Some people may be surprised when they first look at house prices in the countryside or by the coast. Although there are variations across the county, some properties in Cornwall are among the most expensive in Britain outside of London. This is partly due to well off buyers purchasing second homes, and also rich pensioners moving to the area to retire. Unfortunately this has meant many locals can not afford to buy a house.

Photo by Mike Erskine on Unsplash

Quiet winters, hectic summers

Anyone thinking of moving to the countryside in a popular holiday location would be advised to visit once in the summer and again in the winter. I live on the north coast of Cornwall, and in the months from October to April it is very quiet. However, in Easter, the May bank holidays and then through the summer it becomes extremely busy. The narrow roads get clogged up with traffic, car parking is a lottery, supermarket shelves are often empty and you can never find a table in your favourite restaurant.

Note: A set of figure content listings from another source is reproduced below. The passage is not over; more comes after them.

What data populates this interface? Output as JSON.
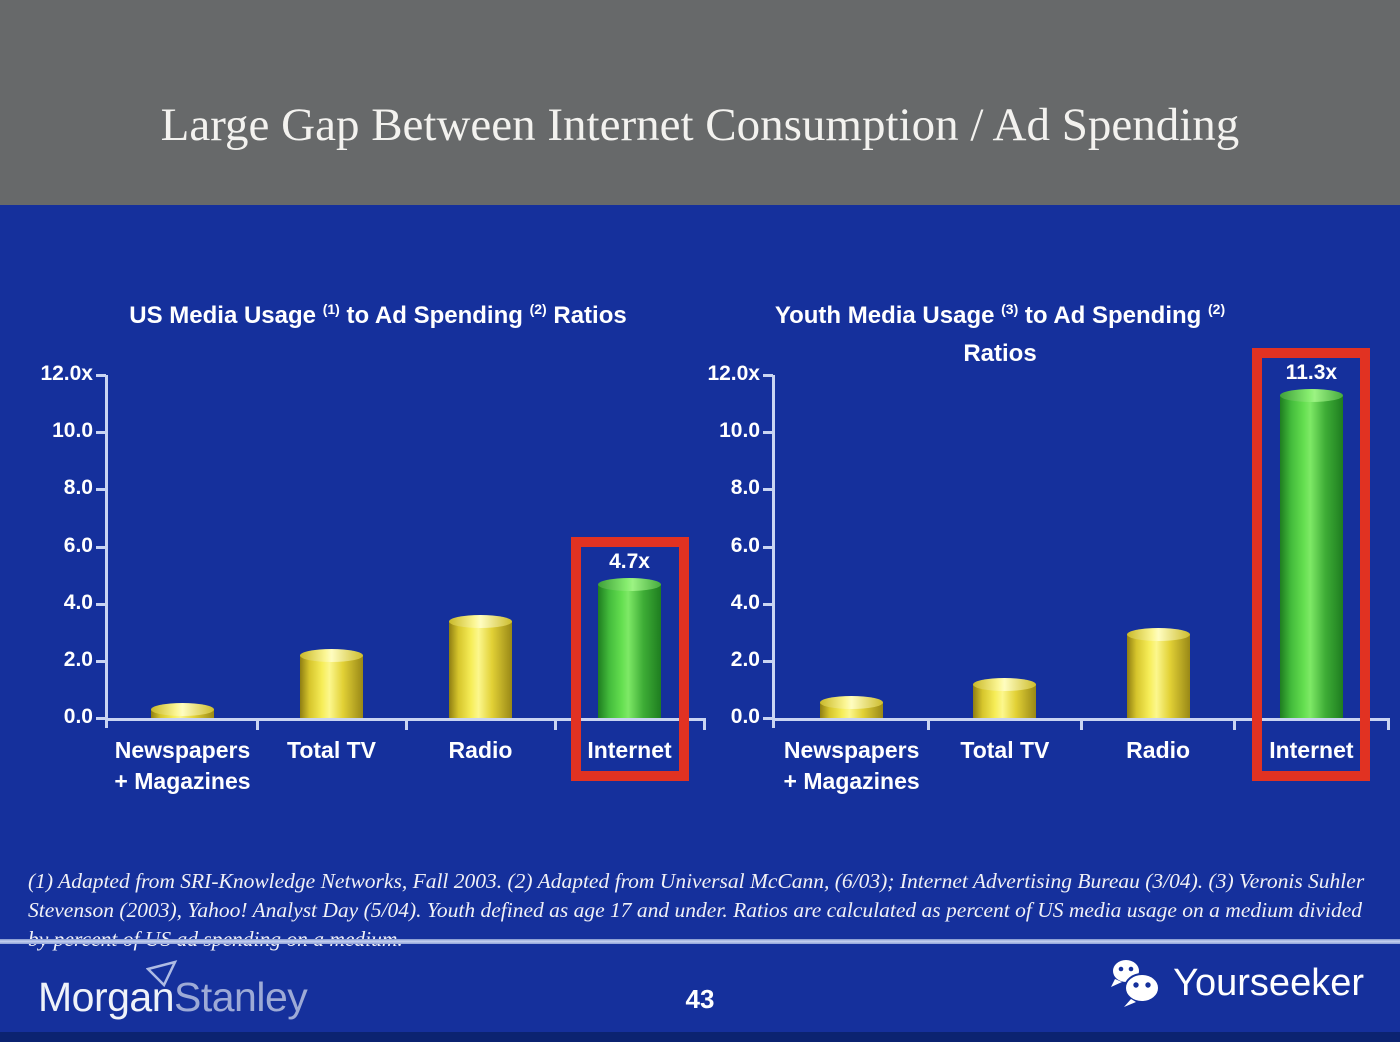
{
  "header": {
    "title": "Large Gap Between Internet Consumption / Ad Spending"
  },
  "footnote": "(1) Adapted from SRI-Knowledge Networks, Fall 2003.  (2) Adapted from Universal McCann, (6/03); Internet Advertising Bureau (3/04). (3) Veronis Suhler Stevenson (2003), Yahoo! Analyst Day (5/04).  Youth defined as age 17 and under.  Ratios are calculated as percent of US media usage on a medium divided by percent of US ad spending on a medium.",
  "footer": {
    "brand": {
      "part1": "Morgan",
      "part2": "Stanley",
      "flag_icon": "morgan-stanley-flag-icon"
    },
    "page_number": "43",
    "watermark": {
      "icon": "wechat-icon",
      "label": "Yourseeker"
    }
  },
  "colors": {
    "background_blue": "#15309C",
    "header_gray": "#67696A",
    "axis_light_blue": "#C9D4F2",
    "bar_yellow": "#F6ED58",
    "bar_green": "#65DF50",
    "highlight_red": "#E13222",
    "bottom_strip_navy": "#0B2371",
    "brand_secondary": "#9DAAD6"
  },
  "chart_data": [
    {
      "type": "bar",
      "title": "US Media Usage (1) to Ad Spending (2) Ratios",
      "title_lines": [
        [
          {
            "text": "US Media Usage "
          },
          {
            "sup": "(1)"
          },
          {
            "text": " to Ad Spending "
          },
          {
            "sup": "(2)"
          },
          {
            "text": " Ratios"
          }
        ]
      ],
      "categories": [
        "Newspapers + Magazines",
        "Total TV",
        "Radio",
        "Internet"
      ],
      "category_lines": [
        [
          "Newspapers",
          "+ Magazines"
        ],
        [
          "Total TV"
        ],
        [
          "Radio"
        ],
        [
          "Internet"
        ]
      ],
      "values": [
        0.3,
        2.2,
        3.4,
        4.7
      ],
      "bar_colors": [
        "yellow",
        "yellow",
        "yellow",
        "green"
      ],
      "ylim": [
        0,
        12
      ],
      "ytick_labels": [
        "12.0x",
        "10.0",
        "8.0",
        "6.0",
        "4.0",
        "2.0",
        "0.0"
      ],
      "highlight": {
        "category_index": 3,
        "value_label": "4.7x"
      },
      "xlabel": "",
      "ylabel": "",
      "grid": false,
      "legend": false
    },
    {
      "type": "bar",
      "title": "Youth Media Usage (3) to Ad Spending (2) Ratios",
      "title_lines": [
        [
          {
            "text": "Youth Media Usage "
          },
          {
            "sup": "(3)"
          },
          {
            "text": " to Ad Spending "
          },
          {
            "sup": "(2)"
          }
        ],
        [
          {
            "text": "Ratios"
          }
        ]
      ],
      "categories": [
        "Newspapers + Magazines",
        "Total TV",
        "Radio",
        "Internet"
      ],
      "category_lines": [
        [
          "Newspapers",
          "+ Magazines"
        ],
        [
          "Total TV"
        ],
        [
          "Radio"
        ],
        [
          "Internet"
        ]
      ],
      "values": [
        0.55,
        1.2,
        2.95,
        11.3
      ],
      "bar_colors": [
        "yellow",
        "yellow",
        "yellow",
        "green"
      ],
      "ylim": [
        0,
        12
      ],
      "ytick_labels": [
        "12.0x",
        "10.0",
        "8.0",
        "6.0",
        "4.0",
        "2.0",
        "0.0"
      ],
      "highlight": {
        "category_index": 3,
        "value_label": "11.3x"
      },
      "xlabel": "",
      "ylabel": "",
      "grid": false,
      "legend": false
    }
  ]
}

I am not trying to put people off, but moving to the countryside should not be done on a whim. Do your research, speak to locals and if possible, speak to someone who has moved from a city. Think about the next few years; will you have a family, what if you loose your job, do you socialise a lot?

I am used to the pros and cons of where I live, but overall I think the advantages outweigh the negatives. I appreciate the conveniences of city life may be hard to give up for some, but you can always go back for a weekend.